Contact Andy Ashcroft at andy@koolskools4u.co.uk

In recent years Fairtrade-friendly schools and universities have been kindly asking Koolskools, the Fairtrade Foundation’s Education
Campaigns Team and Scottish Fair Trade whether there is a way for their Fairtrade-ECO groups to connect with Fairtrade grower communities in a meaningful way…
…well, we are delighted to announce that, with a lot of help and encouragement from our Fairtrade friends, we think we have come up with the answer!

Koolskools have just launched a unique project designed to link charity fund raising support from Fairtrade-friendly UK schools and universities to the primary and secondary education sectors in the Fairtrade-organic cotton growing communities of Telangana, India.

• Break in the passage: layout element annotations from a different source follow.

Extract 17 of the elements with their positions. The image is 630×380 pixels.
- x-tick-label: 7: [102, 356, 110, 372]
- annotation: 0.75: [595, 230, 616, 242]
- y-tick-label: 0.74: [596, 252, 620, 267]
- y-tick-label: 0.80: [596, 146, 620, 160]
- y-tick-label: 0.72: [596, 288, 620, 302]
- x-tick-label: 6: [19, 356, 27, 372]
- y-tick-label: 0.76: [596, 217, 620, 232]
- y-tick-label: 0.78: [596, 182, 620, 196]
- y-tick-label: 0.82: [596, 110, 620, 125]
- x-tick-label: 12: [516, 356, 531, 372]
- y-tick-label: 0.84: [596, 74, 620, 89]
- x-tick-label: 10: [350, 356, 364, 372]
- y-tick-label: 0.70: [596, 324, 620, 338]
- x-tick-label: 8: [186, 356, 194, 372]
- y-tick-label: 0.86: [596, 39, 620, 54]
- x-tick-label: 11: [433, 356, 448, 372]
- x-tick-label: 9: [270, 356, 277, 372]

Koolskools runs Fairtrade/sustainable business education partnerships with all their UK client and potential client schools and universities. A strong Fairtrade partnership with a local Southampton schools federation, Mount Pleasant, has sparked into life the long-standing Koolskools-SUstainable aim of connecting UK Fairtrade-friendly schools with schools in the marginalized farming communities from which we source our Fairtrade-organic cotton.
The Koolskools Fairtrade-certified supply chain starts with cotton produced by the organic cotton farmers working under the umbrella of Chetna Organic, a “Not For Profit” umbrella organization supporting over 20,000 organic cotton farmers across 3 Indian States.

The cotton is manufactured into Fairtrade-organic cotton garments in an ethical supply chain spearheaded by the principal Koolskools-SUstainable facory, Dibella India.
Koolskools has been visiting the Chetna Organic cotton growing communities, both in Telangana and Odisha, for over 10 years, and during those visits we have visited many drastically under-resourced village Primary schools.

The common thread running through the Chetna Organic village Primary schools (and indeed in Indian countryside conventional farming village Primary schools nationwide) is deteriorating school buildings and an almost total lack of basic furniture – desks and chairs. This leads to chronic back and posture problems for the young children, who have no choice but to spend hours sitting on bare floors if they want to go to school and get through primary education.

Absenteeism due to the lack of school furniture is, not surprisingly, relatively high. Students simply do not like going to school faced with the prospect of trying to learn whilst in on-going physical discomfort.
In the coming months and years, this ambitious project aims to target those primary schools in most need, starting with two pilot project schools in the cotton growing region of Telangana in desperate need of help – Mussalpahad (see the first Chetna Pilot school report here) and Goti Tribal Welfare Primary schools.

The project formally gets underway in March 2025, with initial fund-raising under the project being targeted at the start of the India school year in June 2025. Koolskools will be a conduit to Chetna Organic for all the funds raised.
Andy Ashcroft at Koolskools would be delighted to hear from Fairtrade-friendly schools and Universities interested in supporting the project at: andy@koolskools4u.co.uk.

Background
The Chetna Organic Fairtrade-organic cotton is turned into Koolskools-SUstainable garments via a Fairtrade-certified chain of factories spearheaded by Dibella India. Dibella are dedicated to the manufacture of totally traceable, fairly traded organic cotton using low impact production, recycled packaging materials, recycled garment labelling and so on.

Through interactive UK school and university Fairtrade Assemblies, lectures and class sessions, Koolskools have shared their inspiring ethical supply chain story with literally hundreds of thousands of UK students over the past 15 years. Their long-standing education mission has always been to open UK students’ eyes to the positive social and environmental impact that responsible, Fairtrade/ECO-certified business can bring to small-scale grower communities.

Koolskools shared their latest India visit material with the “Mount Pleasant Federation” of schools on their doorstep in Southampton, which has a multi-ethnic student profile, including many children of Indian origin. They were excited to hear about Chetna’s work with the cotton growing communities, to the extent that they are going to turn the material into a more formal, structured global learning experience for their students.
The Mount Pleasant schools also decided they wanted to channel some of their annual charity fund-raising activities towards helping primary education in the Telangana Chetna cotton growing communities, and the first tranche of those funds is ready to be channeled to Chetna who will be working with the first two pilot primary schools under the project – Mussalpahad and Goti Tribal Welfare Primary schools in Telangana.